Here’s the possible mismatch to watch for: some people expect the tour to be mostly wine-pairing explanation. The experience is set up differently. A meaningful chunk of time is tied to the cheese story—how it’s made, the meaning of aging, and what you’re seeing in the cellar.
That doesn’t mean wine is an afterthought. It means wine is used as the “why” behind what you’re tasting, not the main content. For many people, that’s ideal. Cheese is the anchor; wine is the tool that helps you understand it.
And it’s also why the tour feels authentic rather than like a generic tasting stop. You’re learning a production process, not only sampling output.
Who This Tour Suits Best (and Who Might Want Something Else)

This is a great pick if you want:
- a focused food-and-flavor experience in Paris that isn’t a long museum day
- a guided setting with small group energy
- enough tastings to remember what you learned
It’s especially good if you’re the kind of traveler who likes to come home with a skill. Not just a photo. Not just a satisfied stomach.
You might consider a different option if you strongly prefer wine-centric classes with deeper winemaking talk. This one is a cheese-led pairing experience. If your heart is purely in vineyard stories, the emphasis may feel skewed.
Price and Value: Is $84.69 Worth It?

At $84.69 per person for about 1 hour 30 minutes, the price sits in the “serious tasting” category for Paris. The question is what you actually get.
You get:
- a guide who can explain cheese production and pairing
- 7 cheese tastings and 3 wine tastings
- bread included
- a cellar visit that you don’t replicate on your own easily
For many travelers, the value is in the combination. Tastings alone are common. But tastings plus cellar access plus guided explanation is harder to DIY. Also, the max 12 group size improves the odds that the guide can personalize your learning.
One more value factor: if you’re booking about a month out on average, plan ahead. The small-group format and limited cellar spaces tend to fill.
Logistics That Actually Affect Your Experience (Quick, Useful)
- Meeting point: 39 Rue Saint-Louis en l’Île, 75004 Paris, France.
- Tour language: English.
- Cellar comfort: bring warm clothing; it can be cold.
- Alcohol rule: you must be 18+ to drink alcohol.
- No hotel pickup: you’ll need to make your own way to the meeting point.
- Check updates: one review mentioned confusion when the meeting address changed and notifications weren’t seen. Before you go, double-check the booking email/app messages so you arrive at the right place on time.
Should You Book This Cheese and Wine Cellar Tour?

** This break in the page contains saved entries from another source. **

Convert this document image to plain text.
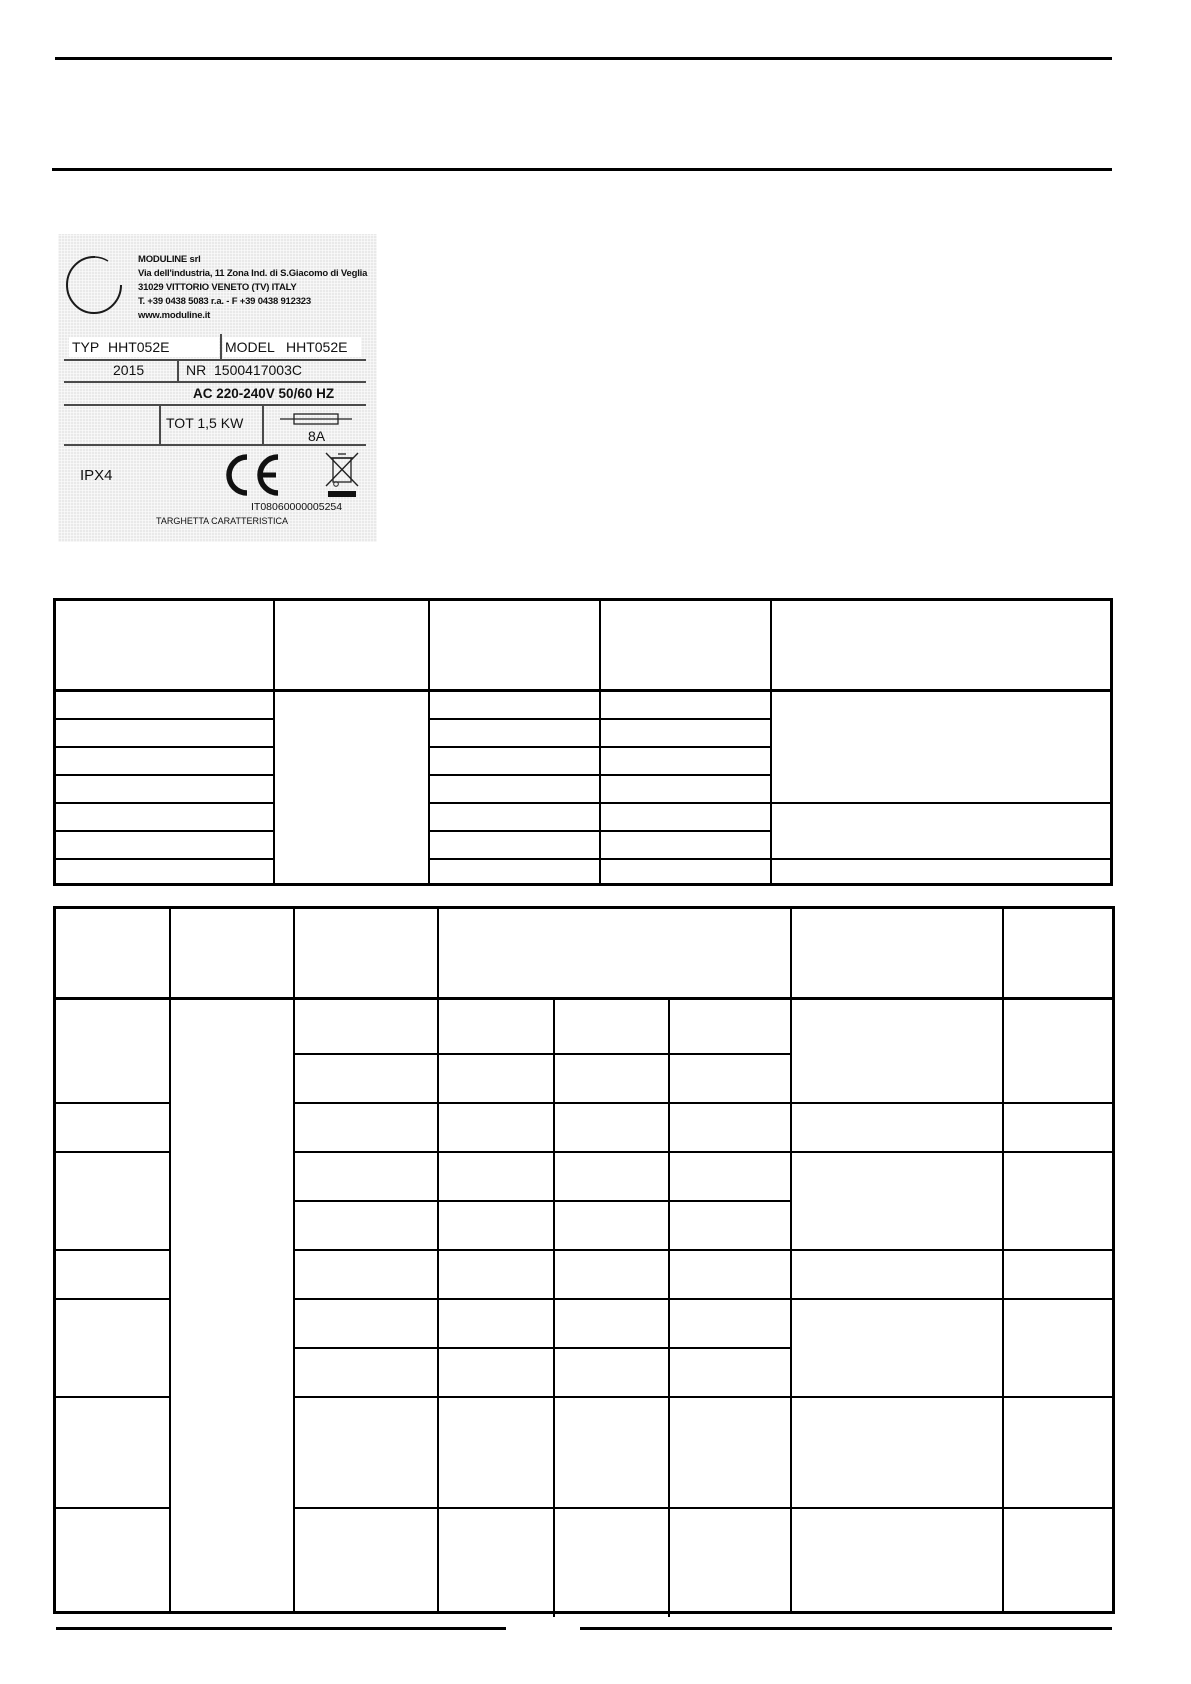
MODULINE srl
Via dell'industria, 11 Zona Ind. di S.Giacomo di Veglia
31029 VITTORIO VENETO (TV) ITALY
T. +39 0438 5083 r.a. - F +39 0438 912323
www.moduline.it
TYP HHT052E	MODEL HHT052E
2015	NR 1500417003C
AC 220-240V 50/60 HZ
TOT 1,5 KW
8A
IPX4
IT08060000005254
TARGHETTA CARATTERISTICA
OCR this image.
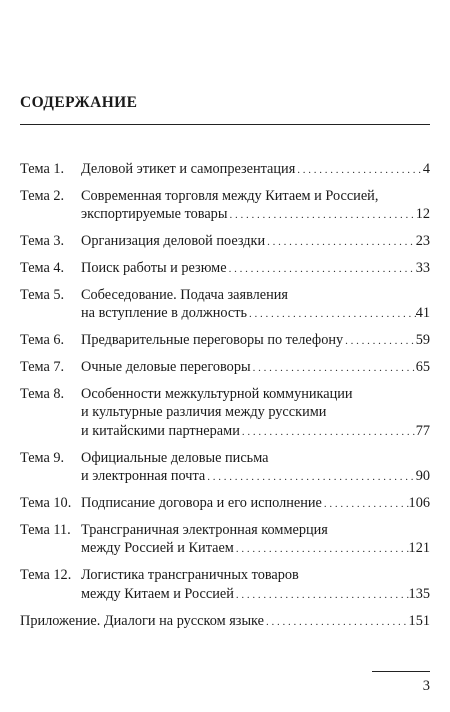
СОДЕРЖАНИЕ
Тема 1.	Деловой этикет и самопрезентация . . .	4
Тема 2.	Современная торговля между Китаем и Россией,
экспортируемые товары . . .	12
Тема 3.	Организация деловой поездки . . .	23
Тема 4.	Поиск работы и резюме . . .	33
Тема 5.	Собеседование. Подача заявления
на вступление в должность . . .	41
Тема 6.	Предварительные переговоры по телефону . . .	59
Тема 7.	Очные деловые переговоры . . .	65
Тема 8.	Особенности межкультурной коммуникации
и культурные различия между русскими
и китайскими партнерами . . .	77
Тема 9.	Официальные деловые письма
и электронная почта . . .	90
Тема 10. Подписание договора и его исполнение . . .	106
Тема 11. Трансграничная электронная коммерция
между Россией и Китаем . . .	121
Тема 12. Логистика трансграничных товаров
между Китаем и Россией . . .	135
Приложение. Диалоги на русском языке . . .	151
3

I think this is a strong “yes” for most first-timers who want an experience that feels both local and educational. The cellar setting, the protective suit, and the structured tastings (7 cheeses, 3 wines) give you a clear flavor education in a short amount of time. If you leave able to order a better cheese board—and explain pairing logic to friends—then the tour did exactly what it promised.
Book it if you:
- like learning by tasting
- want cheese culture without a full-day commitment
- appreciate a small-group guide like Pierre, Gabriel, Dion, Paul, Dee, or Agatha/Agathe (all names that show up for a reason)
Skip or compare if you want a wine-heavy class or you can’t handle stairs and cold conditions.
If you’re in Paris and you want one food experience that turns into better meals for the rest of your trip, this is the kind of stop that tends to earn its reputation.
FAQ
How long is the Paris cheese and wine tasting?
It runs for about 1 hour 30 minutes.
What group size is this tour limited to?
The tour has a maximum of 12 travelers, which helps keep it more personal.
How many cheeses and wines are included?
You’ll taste 7 cheeses and 3 wines, plus bread (baguette).
Is the cellar accessible if I don’t want stairs?
The cellar is only accessible by stairs, and it can be cold. Warm clothing is recommended.
What is the minimum age to drink alcohol on this tour?
The minimum age to drink alcohol is 18.
Can I cancel and get a full refund?
Yes. You can cancel up to 24 hours in advance for a full refund. If you cancel less than 24 hours before the start time, you won’t be refunded.